A penalty charge notice (PCN) must also specify that representations may be made to the enforcement authority but that any received outside of the 28 days period may be disregarded. It must offer an address to which representations can be made and offer a list of the various forms of representations that may be accepted.

Moving Traffic Violation

Councils have taken to enforcing some moving traffic contraventions by means of CCTV or Smart Cars.

There are an innumerable number of such contraventions but all share the same appeal procedure.

Always check the signing in the area. It needs to be present and compliant with the RTA requirements but also to be located so that you were informed of it in advance of the manoeuvre. Also, check the other signs in the area to ensure that there was no contradiction.

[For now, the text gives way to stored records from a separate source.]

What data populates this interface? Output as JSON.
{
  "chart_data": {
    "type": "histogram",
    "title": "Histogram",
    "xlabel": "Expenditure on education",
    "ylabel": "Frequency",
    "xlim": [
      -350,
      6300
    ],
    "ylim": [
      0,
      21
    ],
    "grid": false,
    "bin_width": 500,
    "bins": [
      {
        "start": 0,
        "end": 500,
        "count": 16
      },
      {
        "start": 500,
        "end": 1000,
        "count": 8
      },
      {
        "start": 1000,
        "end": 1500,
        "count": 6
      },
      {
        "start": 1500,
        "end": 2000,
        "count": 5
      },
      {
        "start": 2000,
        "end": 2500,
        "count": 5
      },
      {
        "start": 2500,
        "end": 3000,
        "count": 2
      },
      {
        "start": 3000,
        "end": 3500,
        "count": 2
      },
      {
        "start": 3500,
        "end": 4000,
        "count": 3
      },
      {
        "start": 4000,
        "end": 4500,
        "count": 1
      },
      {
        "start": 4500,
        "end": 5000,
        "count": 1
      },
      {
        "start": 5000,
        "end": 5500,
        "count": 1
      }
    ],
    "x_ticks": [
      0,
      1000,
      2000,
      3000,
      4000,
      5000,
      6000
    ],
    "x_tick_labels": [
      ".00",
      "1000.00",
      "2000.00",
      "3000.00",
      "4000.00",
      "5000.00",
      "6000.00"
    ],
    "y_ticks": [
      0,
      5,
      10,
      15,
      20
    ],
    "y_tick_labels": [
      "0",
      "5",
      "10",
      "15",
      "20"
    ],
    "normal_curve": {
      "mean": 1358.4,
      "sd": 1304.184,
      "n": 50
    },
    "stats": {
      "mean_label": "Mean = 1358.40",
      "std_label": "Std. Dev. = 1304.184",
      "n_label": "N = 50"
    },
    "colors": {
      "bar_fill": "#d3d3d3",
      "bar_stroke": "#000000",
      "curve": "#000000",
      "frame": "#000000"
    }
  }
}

Ensure that there is a CCTV warning sign in the area. If there are not then a recent case in Wirral has suggested that the fines may be invalid.

Ask for evidence of you committing the driving offence. Check any CCTV footage carefully. They need to be able to show that you committed the offence with the sign in full view. Attempting to commit the contravention is not sufficient. With a banned right turn, a three point turn is not a contravention.

Ask the authority to provide you with a copy of the Traffic Order. Some traffic offences do not require a Traffic Order but most do and it will need to match the prohibitions enforced by signs and road markings exactly. Without it they are void.

Always remember, never pay if you intend to appeal. Doing so is an admission of guilt.